Curadoria: Georgia Quintas.

Local: Madalena Centro de Estudos da Imagem, São Paulo entre 04/03/2013 ~ 12/05/2013.

Fotos: Alexandre Belém

Operárias da guerra – Razões e encenações

Por Georgia Quintas

Além do olhar, além da imagem, a história de um arquivo fotográfico cria camadas que deslizam-se ao longo dos anos, em direção a questionamentos. E mais, nos coloca diante da possibilidade de perceber como um documento iconográfico é vívido ao aclarar sobre dada sociedade, dada contingência econômica e cultural de uma época relevante.

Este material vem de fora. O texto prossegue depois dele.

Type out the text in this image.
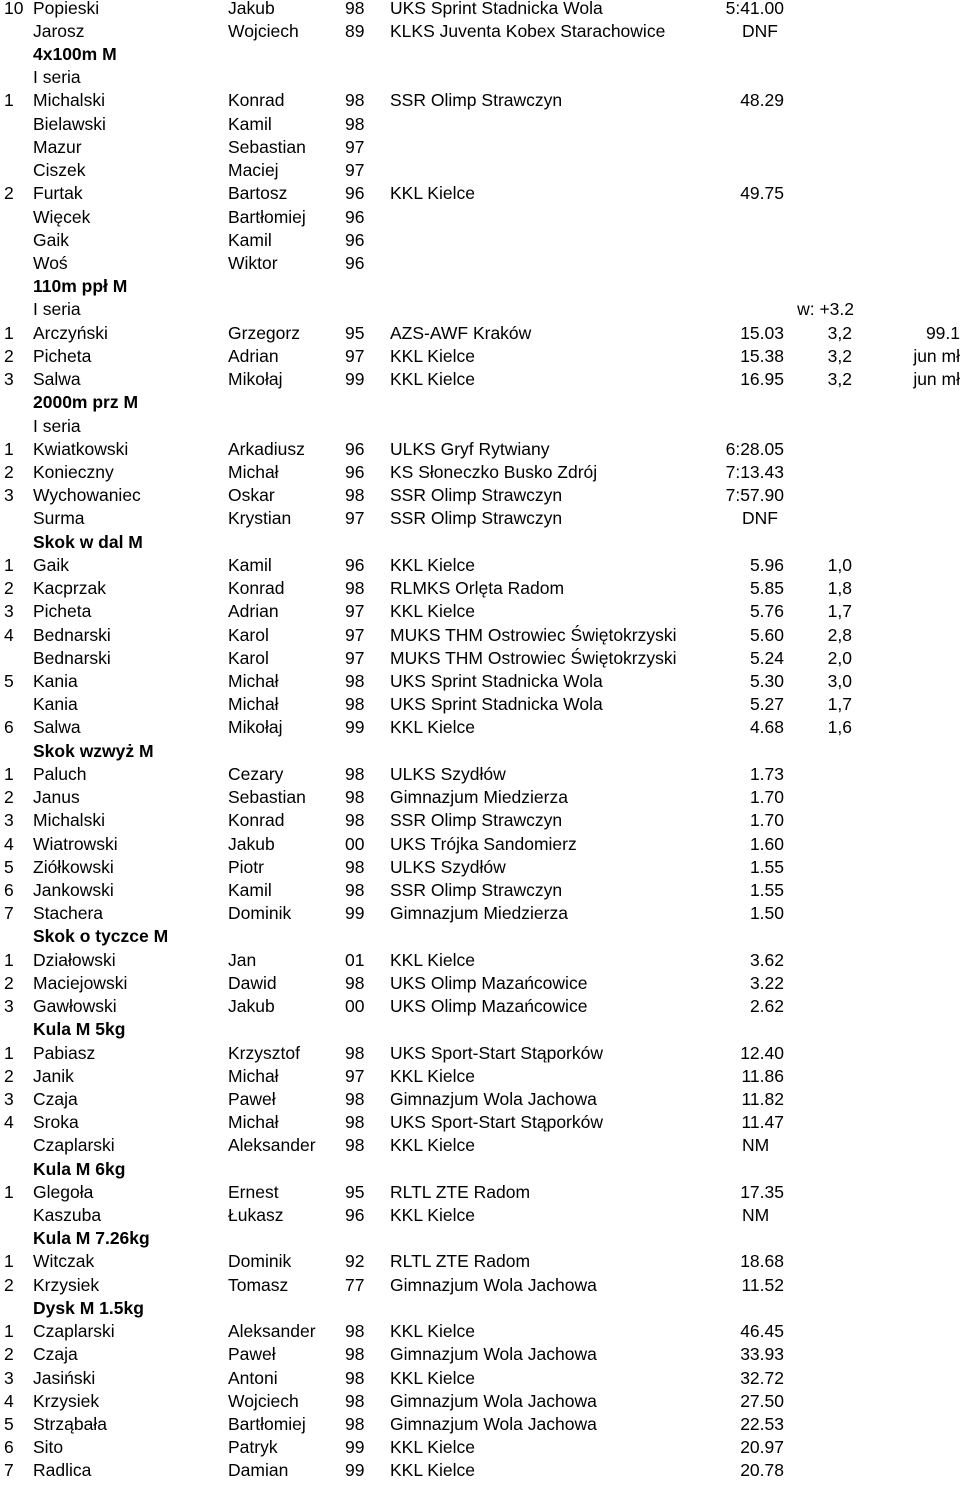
10 Popieski	Jakub	98 UKS Sprint Stadnicka Wola	5:41.00
Jarosz	Wojciech	89 KLKS Juventa Kobex Starachowice	DNF
4x100m M
I seria
1 Michalski	Konrad	98 SSR Olimp Strawczyn	48.29
Bielawski	Kamil	98
Mazur	Sebastian 97
Ciszek	Maciej	97
2 Furtak	Bartosz	96 KKL Kielce	49.75
Więcek	Bartłomiej 96
Gaik	Kamil	96
Woś	Wiktor	96
110m ppł M
I seria	w: +3.2
1 Arczyński	Grzegorz	95 AZS-AWF Kraków	15.03 3,2	99.1
2 Picheta	Adrian	97 KKL Kielce	15.38 3,2	jun mł
3 Salwa	Mikołaj	99 KKL Kielce	16.95 3,2	jun mł
2000m prz M
I seria
1 Kwiatkowski	Arkadiusz 96 ULKS Gryf Rytwiany	6:28.05
2 Konieczny	Michał	96 KS Słoneczko Busko Zdrój	7:13.43
3 Wychowaniec	Oskar	98 SSR Olimp Strawczyn	7:57.90
Surma	Krystian	97 SSR Olimp Strawczyn	DNF
Skok w dal M
1 Gaik	Kamil	96 KKL Kielce	5.96 1,0
2 Kacprzak	Konrad	98 RLMKS Orlęta Radom	5.85 1,8
3 Picheta	Adrian	97 KKL Kielce	5.76 1,7
4 Bednarski	Karol	97 MUKS THM Ostrowiec Świętokrzyski	5.60 2,8
Bednarski	Karol	97 MUKS THM Ostrowiec Świętokrzyski	5.24 2,0
5 Kania	Michał	98 UKS Sprint Stadnicka Wola	5.30 3,0
Kania	Michał	98 UKS Sprint Stadnicka Wola	5.27 1,7
6 Salwa	Mikołaj	99 KKL Kielce	4.68 1,6
Skok wzwyż M
1 Paluch	Cezary	98 ULKS Szydłów	1.73
2 Janus	Sebastian 98 Gimnazjum Miedzierza	1.70
3 Michalski	Konrad	98 SSR Olimp Strawczyn	1.70
4 Wiatrowski	Jakub	00 UKS Trójka Sandomierz	1.60
5 Ziółkowski	Piotr	98 ULKS Szydłów	1.55
6 Jankowski	Kamil	98 SSR Olimp Strawczyn	1.55
7 Stachera	Dominik	99 Gimnazjum Miedzierza	1.50
Skok o tyczce M
1 Działowski	Jan	01 KKL Kielce	3.62
2 Maciejowski	Dawid	98 UKS Olimp Mazańcowice	3.22
3 Gawłowski	Jakub	00 UKS Olimp Mazańcowice	2.62
Kula M 5kg
1 Pabiasz	Krzysztof	98 UKS Sport-Start Stąporków	12.40
2 Janik	Michał	97 KKL Kielce	11.86
3 Czaja	Paweł	98 Gimnazjum Wola Jachowa	11.82
4 Sroka	Michał	98 UKS Sport-Start Stąporków	11.47
Czaplarski	Aleksander 98 KKL Kielce	NM
Kula M 6kg
1 Glegoła	Ernest	95 RLTL ZTE Radom	17.35
Kaszuba	Łukasz	96 KKL Kielce	NM
Kula M 7.26kg
1 Witczak	Dominik	92 RLTL ZTE Radom	18.68
2 Krzysiek	Tomasz	77 Gimnazjum Wola Jachowa	11.52
Dysk M 1.5kg
1 Czaplarski	Aleksander 98 KKL Kielce	46.45
2 Czaja	Paweł	98 Gimnazjum Wola Jachowa	33.93
3 Jasiński	Antoni	98 KKL Kielce	32.72
4 Krzysiek	Wojciech	98 Gimnazjum Wola Jachowa	27.50
5 Strząbała	Bartłomiej 98 Gimnazjum Wola Jachowa	22.53
6 Sito	Patryk	99 KKL Kielce	20.97
7 Radlica	Damian	99 KKL Kielce	20.78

As fotografias desta exposição foram realizadas durante a Segunda Guerra Mundial sob a demanda do Office of War Information (1942-1945), órgão governamental dos Estados Unidos criado com o objetivo de chancelar a propaganda para arregimentar mão de obra feminina para a indústria bélica. Hoje, o acervo está guardado na Biblioteca do Congresso Americano. Ao colocar a fotografia à serviço da propaganda – e a propaganda à serviço de uma ideologia bélica-econômica-industrial – a imagem que nasce dessa cadeia é em certa medida a categorização de um modelo de discurso. De um status icônico no qual a aura delicada feminina se contrapõe ao serviço mecânico, árduo; porém, realizado com a precisão das mãos da mulher.

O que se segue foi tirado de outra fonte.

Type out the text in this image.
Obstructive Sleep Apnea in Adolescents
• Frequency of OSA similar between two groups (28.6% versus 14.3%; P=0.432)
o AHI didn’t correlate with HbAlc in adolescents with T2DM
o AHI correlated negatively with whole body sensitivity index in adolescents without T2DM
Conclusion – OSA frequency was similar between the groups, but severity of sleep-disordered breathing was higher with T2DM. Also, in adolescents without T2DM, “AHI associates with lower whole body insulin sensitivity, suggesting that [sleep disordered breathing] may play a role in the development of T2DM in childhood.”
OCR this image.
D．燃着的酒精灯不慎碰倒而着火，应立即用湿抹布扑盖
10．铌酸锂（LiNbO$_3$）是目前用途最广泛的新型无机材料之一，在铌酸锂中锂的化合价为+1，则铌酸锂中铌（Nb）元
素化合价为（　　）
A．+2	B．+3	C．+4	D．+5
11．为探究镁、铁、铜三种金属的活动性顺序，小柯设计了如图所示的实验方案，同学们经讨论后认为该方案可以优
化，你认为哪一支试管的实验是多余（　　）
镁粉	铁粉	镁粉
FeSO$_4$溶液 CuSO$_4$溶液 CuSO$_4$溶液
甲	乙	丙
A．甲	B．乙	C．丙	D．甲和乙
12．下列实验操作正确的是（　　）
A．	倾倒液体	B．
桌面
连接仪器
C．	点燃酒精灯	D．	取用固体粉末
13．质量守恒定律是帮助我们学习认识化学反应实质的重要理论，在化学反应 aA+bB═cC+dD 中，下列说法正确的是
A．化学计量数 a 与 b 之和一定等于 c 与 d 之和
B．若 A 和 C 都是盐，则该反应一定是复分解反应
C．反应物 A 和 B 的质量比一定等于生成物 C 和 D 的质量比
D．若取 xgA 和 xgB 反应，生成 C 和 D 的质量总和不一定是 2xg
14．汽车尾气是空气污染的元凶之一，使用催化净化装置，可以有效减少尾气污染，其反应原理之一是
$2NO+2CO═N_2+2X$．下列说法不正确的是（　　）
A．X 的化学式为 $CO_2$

O inventário criado a partir de uma demanda propagandística é também uma compilação de intenções. A imagem da mulher representada é um elemento de construção de significados para aquela conjuntura social e econômica. Desse modo, o papel da mulher que antes “servia” apenas à casa, filhos e marido, era subvertido e legitimado pelo governo. Não há nas imagens o teor etnográfico, de registrar características, situações subjetivas ou índices de investigação. Há, entretanto, a trabalhadora-modelo que posa, que espera a colocação da luz contínua, que possui a maquiagem impecável e o cardigã mais charmoso do staff.

O teor documental indefectível dos arquivos fotográficos trazem ao olhar presente particularidades ligadas não apenas a texturas aparentes. A pose, esta sim, de modo crível nos entrega parte da discussão sobre mecanismos de ênfase na credibilidade da força da operária e na ilusão de que a fábrica era um território tênue com a linguagem da moda e da sedução. Desses movimentos inerentes aos acervos é possível estabelecer curvas interpretativas só possíveis pela produção imagética através da qual uma sociedade constrói seus símbolos (com causas e efeitos). Enfim, que o impacto do signo sempre nos jogue para o interior de suas camadas de razões e encenações.